Galerie photo © Ascaf

D’une force orageuse peu commune, cette pièce, dont la violence mécanique enfle au point de saturer le plateau, pousse à ses dernières extrémités la charge émotionnelle et pulsionnelle, tandis que le texte qu’un danseur récite – et parfois éructe – debout, perché en haut d’un tableau noir, accroît singulièrement un sentiment de colère, qui lentement envahit le spectateur, ou plutôt l’infecte, tel le virus qui lui sert de titre. Créée en 2001 (et reprise en 2004 et 2014), la pièce prend une acuité singulière en 2025. Non seulement face à la guerre de Gaza qui a suivi le massacre du 7 octobre 2023, mais aussi parce que la violence, l’agressivité, et la haine se propagent au niveau mondial, comme cette diatribe d’Handke, qui remet le spectateur à sa place, finit par une cascade d’insultes digne des réseaux sociaux (qui pourtant, n’existaient pas à l’époque !).

L’écriture chorégraphique, soulignée par les académiques blanc et noir – sorte de clin d’œil aux Beach Birds de Merce Cunningam – qui revêtent les danseurs et danseuses devient dessin, aussi épuré que la ligne tracée à la craie qu’inscrivent sur un tableau noir chacun des interprètes, est porteuse d’une indicible rage. Ce tableau, devient vite une sorte de mur palimpseste, où chacun vient ajouter des traces de vie, égrènent leurs souvenirs, des anecdotes ancrées dans une réalité décalée, ou écrivent des mots, comme celui de PLASTELINA, qui surgit vers la fin.

Avec ces mouvements ondulatoires, obsédants, ces femmes qui se plient sur leurs jambes écartées, ces hommes agités, le chorégraphe plonge le public dans une œuvre aussi électrique qu’éclectique. Bien sûr, et comme toujours, Naharin’s Virus comme toute l’œuvre d’Ohad Naharin ne saurait se réduire à une interprétation, mais il laisse ouverte la porte à toutes celles que vous pourrez imaginer.
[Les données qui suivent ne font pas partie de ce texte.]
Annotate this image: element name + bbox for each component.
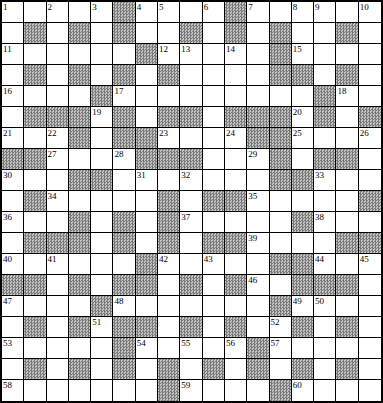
clue-number: 46 (248, 275, 257, 285)
white-cell[interactable] (47, 338, 69, 359)
block-cell (314, 275, 336, 296)
white-cell[interactable] (314, 128, 336, 149)
white-cell[interactable] (180, 296, 202, 317)
white-cell[interactable] (336, 107, 358, 128)
block-cell (203, 233, 225, 254)
block-cell (270, 128, 292, 149)
white-cell[interactable] (314, 359, 336, 380)
white-cell[interactable]: 4 (136, 2, 158, 23)
white-cell[interactable] (336, 170, 358, 191)
white-cell[interactable]: 19 (91, 107, 113, 128)
block-cell (247, 338, 269, 359)
clue-number: 53 (3, 338, 12, 348)
white-cell[interactable]: 53 (2, 338, 24, 359)
white-cell[interactable] (158, 317, 180, 338)
block-cell (270, 380, 292, 401)
block-cell (203, 359, 225, 380)
white-cell[interactable] (91, 254, 113, 275)
white-cell[interactable] (2, 65, 24, 86)
clue-number: 54 (137, 338, 146, 348)
white-cell[interactable] (203, 107, 225, 128)
white-cell[interactable]: 54 (136, 338, 158, 359)
white-cell[interactable]: 55 (180, 338, 202, 359)
clue-number: 43 (204, 254, 213, 264)
block-cell (359, 107, 381, 128)
block-cell (113, 2, 135, 23)
block-cell (336, 317, 358, 338)
crossword-puzzle: 1234567891011121314151617181920212223242… (0, 0, 383, 403)
white-cell[interactable] (47, 86, 69, 107)
white-cell[interactable] (314, 338, 336, 359)
white-cell[interactable] (359, 317, 381, 338)
white-cell[interactable]: 44 (314, 254, 336, 275)
white-cell[interactable] (203, 86, 225, 107)
clue-number: 17 (114, 86, 123, 96)
block-cell (69, 275, 91, 296)
white-cell[interactable] (247, 317, 269, 338)
clue-number: 55 (181, 338, 190, 348)
white-cell[interactable]: 52 (270, 317, 292, 338)
white-cell[interactable] (270, 191, 292, 212)
white-cell[interactable] (24, 254, 46, 275)
white-cell[interactable]: 32 (180, 170, 202, 191)
block-cell (113, 317, 135, 338)
white-cell[interactable] (247, 170, 269, 191)
white-cell[interactable] (203, 23, 225, 44)
white-cell[interactable]: 25 (292, 128, 314, 149)
block-cell (270, 23, 292, 44)
white-cell[interactable] (180, 86, 202, 107)
block-cell (225, 233, 247, 254)
white-cell[interactable]: 20 (292, 107, 314, 128)
clue-number: 51 (92, 317, 101, 327)
block-cell (180, 107, 202, 128)
white-cell[interactable]: 9 (314, 2, 336, 23)
white-cell[interactable] (158, 338, 180, 359)
white-cell[interactable] (69, 296, 91, 317)
white-cell[interactable] (69, 191, 91, 212)
white-cell[interactable] (69, 380, 91, 401)
clue-number: 57 (271, 338, 280, 348)
white-cell[interactable] (69, 254, 91, 275)
white-cell[interactable] (314, 23, 336, 44)
block-cell (24, 191, 46, 212)
white-cell[interactable]: 60 (292, 380, 314, 401)
white-cell[interactable]: 30 (2, 170, 24, 191)
white-cell[interactable] (314, 65, 336, 86)
white-cell[interactable]: 13 (180, 44, 202, 65)
white-cell[interactable] (47, 296, 69, 317)
white-cell[interactable]: 12 (158, 44, 180, 65)
white-cell[interactable] (91, 44, 113, 65)
white-cell[interactable] (136, 212, 158, 233)
white-cell[interactable] (136, 65, 158, 86)
block-cell (47, 233, 69, 254)
white-cell[interactable] (292, 338, 314, 359)
white-cell[interactable] (158, 23, 180, 44)
clue-number: 45 (360, 254, 369, 264)
white-cell[interactable] (47, 380, 69, 401)
clue-number: 5 (159, 2, 164, 12)
block-cell (336, 275, 358, 296)
block-cell (158, 191, 180, 212)
white-cell[interactable] (225, 380, 247, 401)
white-cell[interactable] (91, 128, 113, 149)
white-cell[interactable] (314, 380, 336, 401)
clue-number: 39 (248, 233, 257, 243)
white-cell[interactable] (203, 317, 225, 338)
white-cell[interactable]: 24 (225, 128, 247, 149)
block-cell (136, 254, 158, 275)
white-cell[interactable]: 33 (314, 170, 336, 191)
white-cell[interactable]: 56 (225, 338, 247, 359)
white-cell[interactable] (24, 2, 46, 23)
white-cell[interactable] (47, 44, 69, 65)
block-cell (270, 44, 292, 65)
white-cell[interactable]: 16 (2, 86, 24, 107)
white-cell[interactable] (314, 44, 336, 65)
white-cell[interactable] (2, 191, 24, 212)
block-cell (180, 317, 202, 338)
white-cell[interactable] (359, 65, 381, 86)
white-cell[interactable]: 28 (113, 149, 135, 170)
white-cell[interactable] (47, 317, 69, 338)
block-cell (270, 170, 292, 191)
white-cell[interactable] (270, 2, 292, 23)
block-cell (247, 128, 269, 149)
white-cell[interactable]: 57 (270, 338, 292, 359)
white-cell[interactable] (158, 275, 180, 296)
white-cell[interactable] (136, 23, 158, 44)
block-cell (113, 128, 135, 149)
white-cell[interactable]: 45 (359, 254, 381, 275)
block-cell (113, 107, 135, 128)
white-cell[interactable] (336, 338, 358, 359)
block-cell (180, 23, 202, 44)
white-cell[interactable]: 26 (359, 128, 381, 149)
white-cell[interactable] (336, 128, 358, 149)
white-cell[interactable] (113, 380, 135, 401)
white-cell[interactable] (225, 254, 247, 275)
white-cell[interactable] (270, 275, 292, 296)
white-cell[interactable] (47, 359, 69, 380)
white-cell[interactable]: 35 (247, 191, 269, 212)
clue-number: 27 (48, 149, 57, 159)
block-cell (359, 233, 381, 254)
white-cell[interactable]: 49 (292, 296, 314, 317)
white-cell[interactable] (314, 191, 336, 212)
white-cell[interactable]: 47 (2, 296, 24, 317)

Car selon Naharin chaque œuvre « n’offre qu’une multiplicité de choix qu’il vous appartient de saisir, mais ne dispense aucune vérité ».

Agnès Izrine

À l’Onde, Théâtre Centre d’Art de Vélizy-Villacoublay le 17 mars 2025

A La Filature, Scène nationale de Mulhouse, dans le cadre de La Quinzaine de la Danse, les 20 et 21 mars 2025.